Walking into Rosalina for the first time, it’s refreshing to see how much emphasis is put on creating a home-style, family-oriented atmosphere – yet it maintains a sleek, modern feel. The walls are adorned with hand-painted family portraits, while the menu focuses on simple dishes with just enough flair and pizzazz. I met up with Lauren Lynch, a co-owner (with her soon-to-be husband, Tom Bovis) who takes special pride in creating personal, home-inspired dishes and setting her restaurant apart from the crowd in Providence.
What did you think Providence was missing from its Italian restaurant scene?
We didn’t think of [starting] a restaurant until we visited a small Italian restaurant in New York City called Bianca. It was a tiny, little place with really reasonably priced pastas. I thought, “we need a restaurant like this in Providence.” I wanted something more like a neighborhood restaurant that you could come and eat at three nights out of the week.
I was [also] looking for a more industrial feel. I wanted it to be loud. I wanted it to feel like a neighborhood place… a place you could come to on a Tuesday night in jeans and just hang out at the bar; you can come dressed up, you can come dressed down, you can bring your kids and you can come on a date.
Who is Rosalina?
Rosalina is my daughter. I wanted to show her that I could open up a restaurant and teach her something.
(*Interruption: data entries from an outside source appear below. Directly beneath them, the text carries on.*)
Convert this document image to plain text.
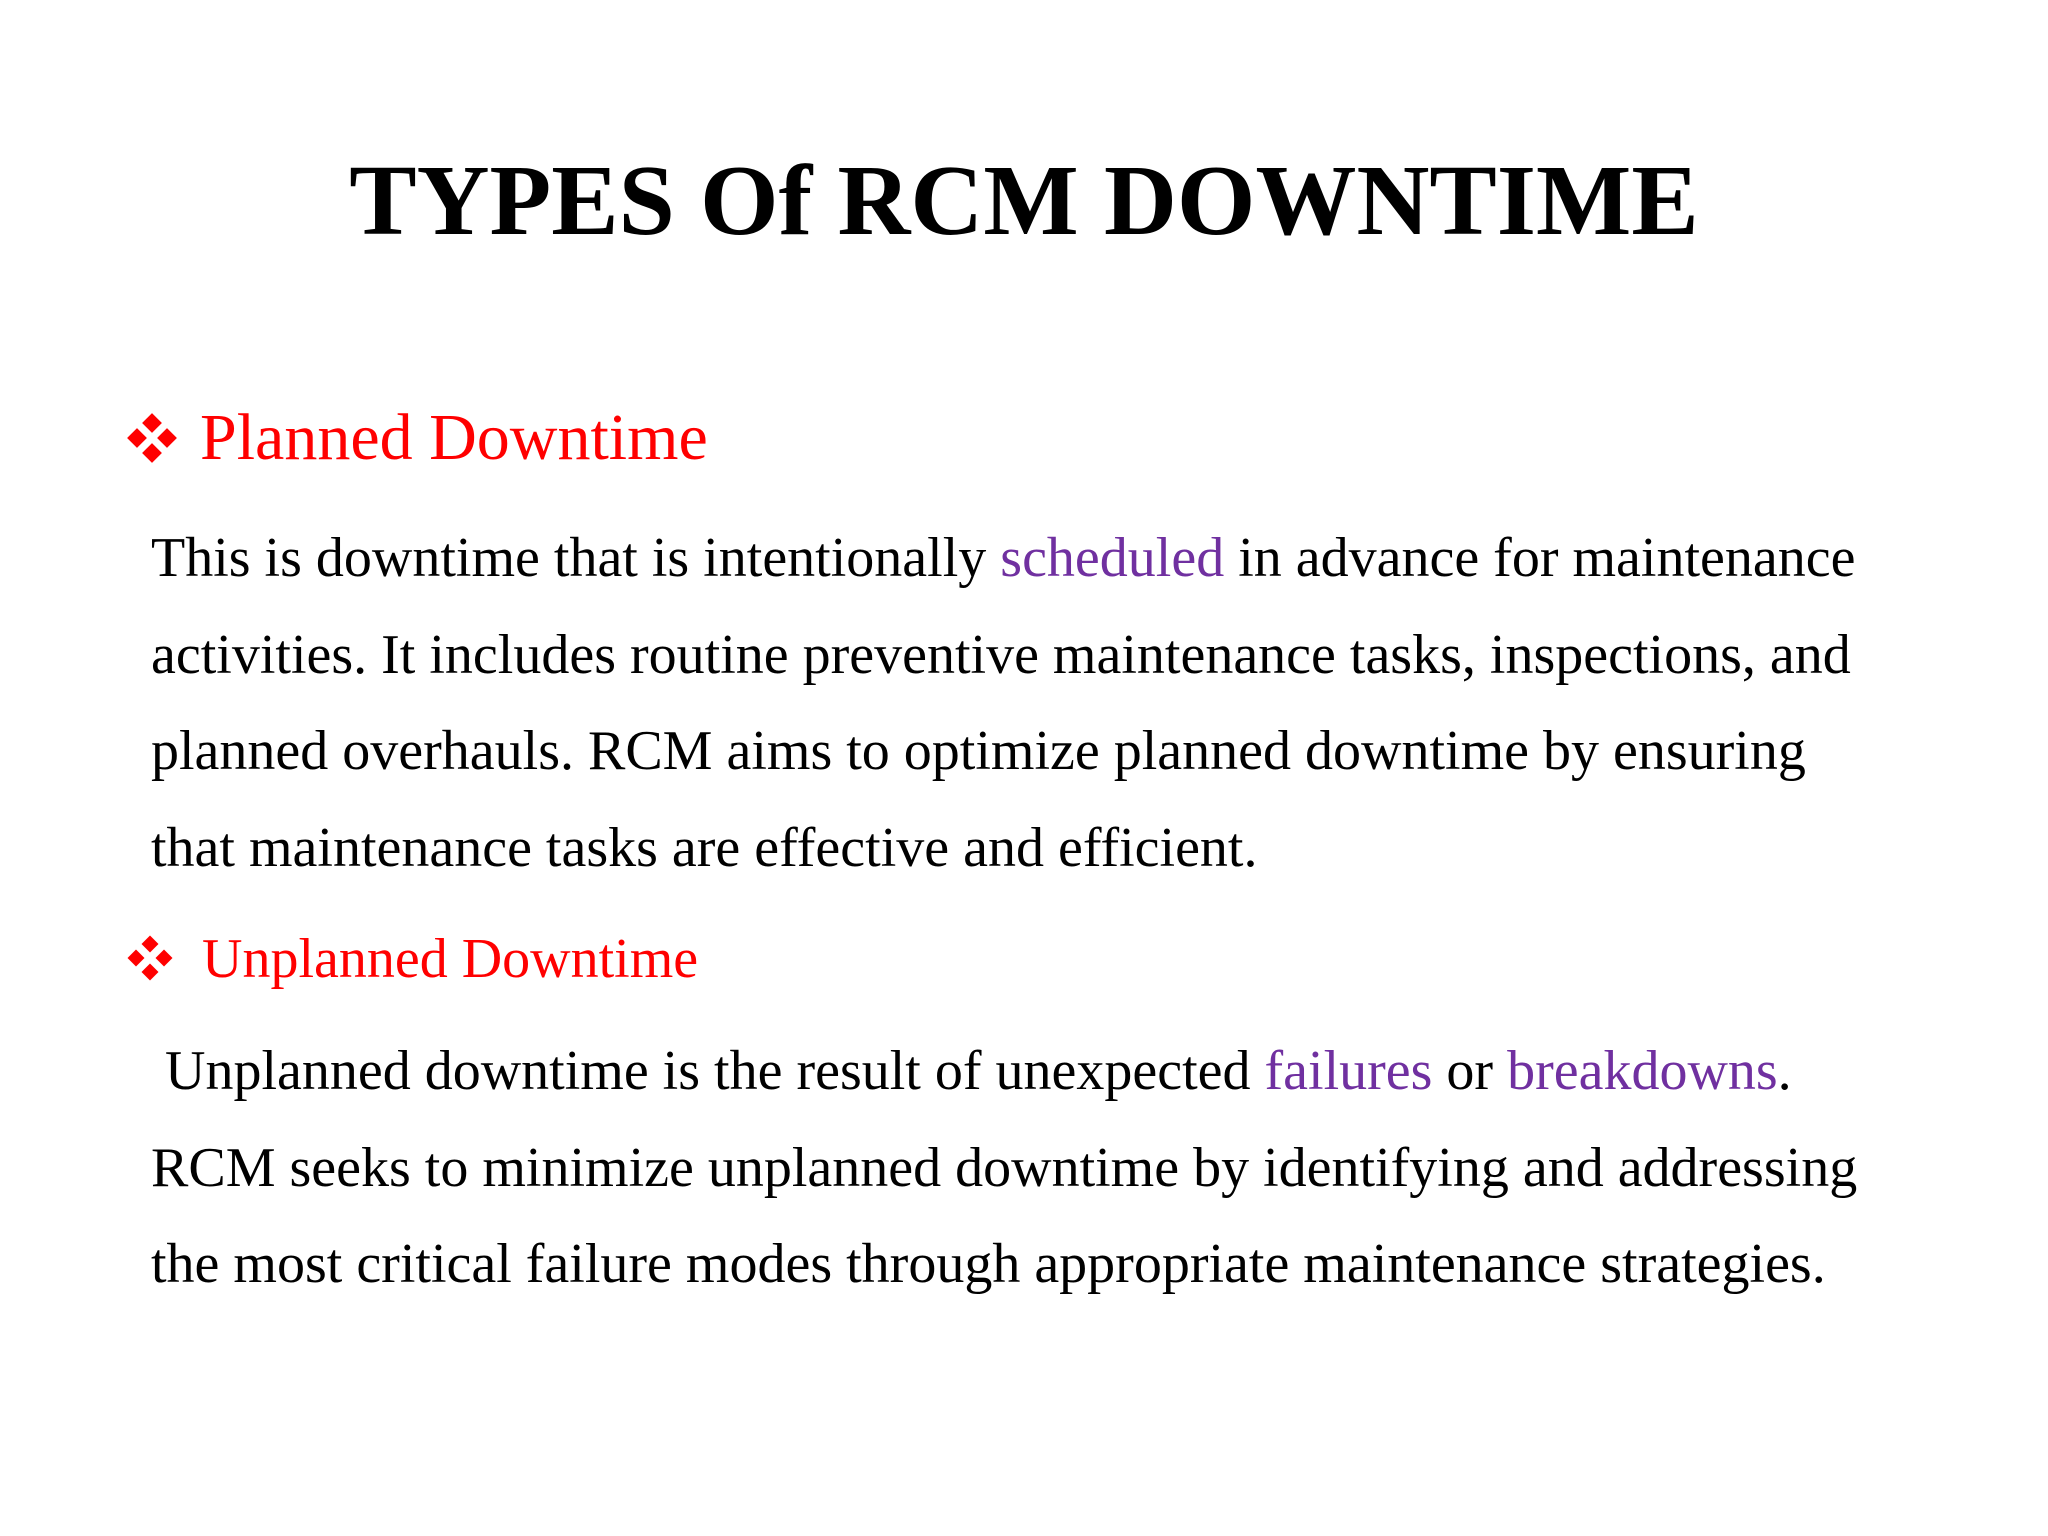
TYPES Of RCM DOWNTIME
Planned Downtime
This is downtime that is intentionally scheduled in advance for maintenance
activities. It includes routine preventive maintenance tasks, inspections, and
planned overhauls. RCM aims to optimize planned downtime by ensuring
that maintenance tasks are effective and efficient.
Unplanned Downtime
Unplanned downtime is the result of unexpected failures or breakdowns.
RCM seeks to minimize unplanned downtime by identifying and addressing
the most critical failure modes through appropriate maintenance strategies.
Is there a particular kitchen philosophy you try to capture at Rosalina?
The kitchen is centered around my mom’s style of cooking, with a modern twist. Growing up, my mom had an Italian neighbor. She would go over after school to learn how to cook and she was taught how to make sauce, meatballs and eggplant, and then my mom taught me how to make everything.
Name one ingredient that brings a personal touch to your cuisine.
We actually bring my [cousin-in-law’s] olive oil here from Greece. It’s organic and so pure. It’s made with 100% Koroneiki olives. We know where our olive oil is coming from: Kalamata, Greece. It’s memorable – very clean, with a strong olive taste. Sometimes you get olive oil where the flavors are a bit muddied. But this oil tastes like olives. It’s beautiful. We’re now having the olive oil bottled and we’re going to be selling it in the restaurant.
Is there a dish you make that you feel personally attached to?
The Pizzette Frite, which is like fried dough, but it has a nice sauce and a little grated cheese, but we made the sauce a little more special. We added pecorino romano cheese, shaved scallion and drizzled it with our cousin’s homemade olive oil from Greece.
We also have a few dishes that are inspired by the foods I grew up eating. Our big appetizer is a classic Italian-American dish, Eggplant Parmigiana. Everybody loves it. We serve it in a cast iron crock with crostini and Narragansett Creamery ricotta cheese. We slice [the eggplant] thin and fry it very lightly – not too heavy on the cheese – and [we] focus more on the fresh taste of the sauce.
Although I mostly taught myself how to cook, my mom was the one who started me. She says her eggplant is better, but I think mine is better. We joke about it a lot. She taught me how to make it really well, and now it’s our most popular appetizer.
Where do you find the inspiration to create new dishes?
A good example would be our polenta dish. Last year, we were doing a soft polenta served with meatballs and sausage, and everybody loved it. But I always felt there was something I could do to make it better. So Brian (our executive chef) gave me an idea of doing an Italian rendition of shepherd’s pie with polenta. So we went back and forth with ideas, until we came up with Polenta Lasagna. We layered the polenta in a casserole dish, with cheese and meatballs and sausage. That will be our new polenta dish this year.
Are there any Italian-American staples you didn’t want to include in your menu selection?
When we first opened, I got harassed to have meatballs on the menu. Everybody thinks their meatballs are the greatest, or their mother’s, or their grandmother’s. I didn’t want to get involved with that.
Your husband was born in Greece and there seems to be a Greek-inspired tendency to the menu.
We have a few dishes that are Greek inspired to incorporate what my husband grew up with. Like our Horiatiki salad, which means “village salad.” Our chicken dish is inspired by how it’s done in a place called Milos. They do this amazing roasted chicken, with bucatini spaghetti. We do a Greek-style spaghetti with the roasted chicken on top, and the Dodoni feta. The only place I know that imports it is Sonia’s in Cranston. That feta cheese is incredible.